NBA legend Kareem Abdul-Jabbar asked LeBron James to make his stance on the COVID-19 vaccine clear due to his influence on the African-American community.
As the most popular basketball player on the planet, James has plenty of influence in the sports community, especially the African-American athletics community. James has routinely made his views on police brutality and racism clear, but has yet to do so about the COVID-19 vaccine.
“I don’t talk about other people and what they should do. We’re talking about individual bodies. We’re not talking about something political or racism or police brutality. I don’t think I personally should get involved in what other people do for their bodies and livelihoods … I know what I did for me and my family … But as far as speaking for everybody and their individualities and things they want to do, that’s not my job,” James said in September.
James’ comment is obviously well within his rights, but also does more harm than good. He added to that negative influence this weekend.
This past weekend, James posted the following meme on his Instagram account, comparing COVID-19 to the flu.
Kareem Abdul-Jabbar: LeBron James must make vaccine stance clear
Kareem penned an article, discussing how COVID-19 has disproportionately impacted the African-American community, at least in part due to their distrust of vaccines.

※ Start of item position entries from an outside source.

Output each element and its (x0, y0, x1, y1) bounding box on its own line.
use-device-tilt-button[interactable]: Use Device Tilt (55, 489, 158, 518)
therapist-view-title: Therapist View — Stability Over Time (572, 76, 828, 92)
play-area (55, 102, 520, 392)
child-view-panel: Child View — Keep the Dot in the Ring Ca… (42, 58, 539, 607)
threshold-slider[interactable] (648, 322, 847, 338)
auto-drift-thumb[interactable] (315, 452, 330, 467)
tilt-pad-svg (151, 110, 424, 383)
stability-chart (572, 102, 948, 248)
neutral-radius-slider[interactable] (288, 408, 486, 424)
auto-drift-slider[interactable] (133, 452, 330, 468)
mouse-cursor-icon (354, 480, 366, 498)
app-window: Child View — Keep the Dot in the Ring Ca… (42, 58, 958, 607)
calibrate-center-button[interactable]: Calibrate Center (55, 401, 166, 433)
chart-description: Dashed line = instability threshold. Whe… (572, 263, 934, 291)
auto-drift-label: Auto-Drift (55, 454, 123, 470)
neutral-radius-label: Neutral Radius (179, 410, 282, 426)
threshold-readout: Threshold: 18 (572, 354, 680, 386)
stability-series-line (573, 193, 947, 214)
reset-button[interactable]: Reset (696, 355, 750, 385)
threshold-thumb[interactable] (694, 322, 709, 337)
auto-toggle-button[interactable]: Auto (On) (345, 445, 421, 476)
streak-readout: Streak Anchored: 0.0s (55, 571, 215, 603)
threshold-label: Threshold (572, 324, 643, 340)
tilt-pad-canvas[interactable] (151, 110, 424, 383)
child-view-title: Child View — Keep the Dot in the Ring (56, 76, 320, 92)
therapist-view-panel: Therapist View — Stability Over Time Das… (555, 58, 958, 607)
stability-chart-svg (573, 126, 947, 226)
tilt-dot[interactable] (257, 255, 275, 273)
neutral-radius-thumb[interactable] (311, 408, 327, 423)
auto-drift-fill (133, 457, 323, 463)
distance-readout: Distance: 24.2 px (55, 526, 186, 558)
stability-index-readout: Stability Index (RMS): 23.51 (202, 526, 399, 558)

Abdul-Jabbar cites an article from the U.S. National Library of Medicine in the following statement:
“As of December 2020, about 97.9 out of every 100,000 African Americans had died from COVID-19, a third higher than that for Latinos (64.7 per 100,000), and more than double than that for whites (46.6 per 100,000) and Asians (40.4 per 100,000). According to an article on the U.S. National Library of Medicine site, ‘The overrepresentation of African Americans among confirmed COVID-19 cases and number of deaths underscores the fact that the coronavirus pandemic, far from being an equalizer, is amplifying or even worsening existing social inequalities tied to race, class, and access to the health care system.’”
As Abdul-Jabbar also states, James’ influence — especially his social following — make such statements, even in a meme, all the more troubling. Those who are unvaccinated are far more likely to be hospitalized or even die from COVID-19 than those who are vaccinated.
Any media, and even content as simple as a meme, can be harmful to the general public if it adds fodder to the argument against the vaccine or even attempts to make light of COVID-19 symptoms.